Bardzo szybko informacje o śmierć Waldka i Mundka zdominowały zdjęcia. AFP i inne agencje opublikowały zdjęcia zwłok naszych przyjaciół. Przejął je "Super Express". Miał do tego prawo? Czy redakcja przekroczyła etyczne granice? "Hieny" czy wypełnianie misji informacyjnej? Zdjęcia i ich szczegóły bolały. Denerwowały. Prowokowały do mocnych słów, które po pewnym czasie osłabiało zdanie: "Waldek by je opublikował".

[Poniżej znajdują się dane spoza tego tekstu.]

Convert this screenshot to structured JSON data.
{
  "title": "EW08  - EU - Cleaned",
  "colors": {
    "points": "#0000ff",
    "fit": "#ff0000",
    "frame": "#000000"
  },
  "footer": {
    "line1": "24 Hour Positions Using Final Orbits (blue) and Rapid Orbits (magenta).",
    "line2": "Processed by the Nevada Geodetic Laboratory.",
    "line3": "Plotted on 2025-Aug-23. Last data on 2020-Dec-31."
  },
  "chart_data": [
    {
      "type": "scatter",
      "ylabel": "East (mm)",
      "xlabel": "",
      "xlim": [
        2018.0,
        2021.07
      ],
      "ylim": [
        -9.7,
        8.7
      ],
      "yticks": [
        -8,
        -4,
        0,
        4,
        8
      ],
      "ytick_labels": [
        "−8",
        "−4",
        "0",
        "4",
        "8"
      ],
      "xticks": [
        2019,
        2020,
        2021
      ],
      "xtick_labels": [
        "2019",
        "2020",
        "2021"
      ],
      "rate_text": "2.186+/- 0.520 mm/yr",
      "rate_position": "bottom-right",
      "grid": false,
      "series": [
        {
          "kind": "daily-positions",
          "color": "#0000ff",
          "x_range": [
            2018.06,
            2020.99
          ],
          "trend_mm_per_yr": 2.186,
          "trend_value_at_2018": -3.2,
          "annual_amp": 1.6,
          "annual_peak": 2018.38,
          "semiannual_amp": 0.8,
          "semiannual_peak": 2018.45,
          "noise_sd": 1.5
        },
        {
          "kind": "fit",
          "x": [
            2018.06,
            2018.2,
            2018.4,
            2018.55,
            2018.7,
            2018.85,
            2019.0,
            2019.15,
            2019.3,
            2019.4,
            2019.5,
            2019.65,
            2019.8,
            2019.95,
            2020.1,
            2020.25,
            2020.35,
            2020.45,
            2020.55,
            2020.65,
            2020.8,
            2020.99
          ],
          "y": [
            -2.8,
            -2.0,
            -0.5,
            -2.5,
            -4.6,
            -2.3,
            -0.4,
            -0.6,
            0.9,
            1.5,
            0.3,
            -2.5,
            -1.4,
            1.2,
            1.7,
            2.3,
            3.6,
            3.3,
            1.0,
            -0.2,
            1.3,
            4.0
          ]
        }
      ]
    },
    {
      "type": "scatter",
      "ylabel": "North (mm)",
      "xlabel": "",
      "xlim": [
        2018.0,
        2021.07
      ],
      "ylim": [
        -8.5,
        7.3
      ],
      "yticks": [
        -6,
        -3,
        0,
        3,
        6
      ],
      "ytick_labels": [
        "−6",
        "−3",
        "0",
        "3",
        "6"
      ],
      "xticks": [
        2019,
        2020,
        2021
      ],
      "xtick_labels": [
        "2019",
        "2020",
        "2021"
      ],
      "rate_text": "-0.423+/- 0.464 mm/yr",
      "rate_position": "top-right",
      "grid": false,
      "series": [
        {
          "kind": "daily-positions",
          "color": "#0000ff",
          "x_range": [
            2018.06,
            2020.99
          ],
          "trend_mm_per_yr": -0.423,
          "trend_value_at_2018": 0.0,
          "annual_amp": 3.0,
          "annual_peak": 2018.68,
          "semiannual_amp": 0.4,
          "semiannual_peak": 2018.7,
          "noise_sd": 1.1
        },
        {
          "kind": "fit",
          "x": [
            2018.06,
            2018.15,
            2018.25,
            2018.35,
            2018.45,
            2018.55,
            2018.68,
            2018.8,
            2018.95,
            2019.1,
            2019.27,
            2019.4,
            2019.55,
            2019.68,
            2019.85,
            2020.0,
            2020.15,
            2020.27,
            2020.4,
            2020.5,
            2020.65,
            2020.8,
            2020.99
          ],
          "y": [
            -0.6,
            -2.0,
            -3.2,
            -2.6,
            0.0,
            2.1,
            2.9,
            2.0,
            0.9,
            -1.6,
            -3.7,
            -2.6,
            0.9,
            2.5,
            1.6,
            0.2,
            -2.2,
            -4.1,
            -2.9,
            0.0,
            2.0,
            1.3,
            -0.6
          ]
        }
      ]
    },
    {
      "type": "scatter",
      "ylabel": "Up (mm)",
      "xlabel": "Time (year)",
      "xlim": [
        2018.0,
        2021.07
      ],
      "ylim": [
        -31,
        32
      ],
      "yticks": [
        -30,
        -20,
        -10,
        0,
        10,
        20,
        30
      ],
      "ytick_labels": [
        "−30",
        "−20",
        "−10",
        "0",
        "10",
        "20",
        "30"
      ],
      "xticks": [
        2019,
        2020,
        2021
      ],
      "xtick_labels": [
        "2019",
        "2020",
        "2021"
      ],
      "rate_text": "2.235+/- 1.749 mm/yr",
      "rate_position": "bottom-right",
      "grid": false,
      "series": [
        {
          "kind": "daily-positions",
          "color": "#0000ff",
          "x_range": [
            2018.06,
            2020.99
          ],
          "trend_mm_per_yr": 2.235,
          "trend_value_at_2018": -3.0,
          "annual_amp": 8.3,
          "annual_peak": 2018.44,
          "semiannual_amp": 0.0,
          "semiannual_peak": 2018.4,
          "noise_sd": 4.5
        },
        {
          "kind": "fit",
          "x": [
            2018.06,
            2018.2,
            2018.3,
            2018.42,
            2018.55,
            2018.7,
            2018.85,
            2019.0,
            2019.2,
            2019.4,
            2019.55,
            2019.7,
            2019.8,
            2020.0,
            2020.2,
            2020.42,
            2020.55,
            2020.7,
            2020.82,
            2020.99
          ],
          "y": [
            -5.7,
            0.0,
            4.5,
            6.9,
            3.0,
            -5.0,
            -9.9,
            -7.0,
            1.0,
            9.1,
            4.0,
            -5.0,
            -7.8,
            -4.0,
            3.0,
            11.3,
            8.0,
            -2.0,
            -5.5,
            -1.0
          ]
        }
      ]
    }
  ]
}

Bo Milewicz w swojej pracy korespondenta opowiadającego o wojnach, konfliktach, ale także o skutkach katastrof naturalnych pokazywał widzom więcej niż jego poprzednicy. Trupy w swojej masie są obdarte z nazwisk. Czasami nawet nie wiadomo, którą stronę konfliktu obciąża ich śmierć. Waldek nie obawiał się tej konfrontacji. Rzadko, ale jednak ulegał, gdy wydawcy kłócili się z nim na zabój o poszczególne kadry.

Waldka Milewicza i jemu podobnych przyjęło się określać mianem korespondentów wojennych. On sam nie lubił tego określenia. Mówił o tym, że na Świętokrzyskiej w Warszawie może spaść na niego cegła i pozbawić życia. Żył na granicy, a nawet poza nią na Bałkanach, w Czeczenii, w Afryce, na Haiti, w Pakistanie, Iraku, Afganistanie. Chciał być i najczęściej był tym pierwszym z polskich mediów, który dotarł w rejon konfliktu i go relacjonował.

Robiłem podobne rzeczy jak Waldemar Milewicz. Odwiedzałem podobne lub te same regiony świata. Waldkowi jednak udało się dotrzeć tam, gdzie ja sam bałbym się zapuszczać. Milewicz zrobił reportaże o eutanazji czy o duchownych pełniących posługę przy ofiarach masowych morderstw.

Często o Milewiczu mówiliśmy, że miał szczęście. Chyba miał, ale za tym szczęściem stała determinacja, upór i przekonanie, że musi się udać. Waldek wiedział, że najmniejsza porażka przekreśli wszystko co dokonał.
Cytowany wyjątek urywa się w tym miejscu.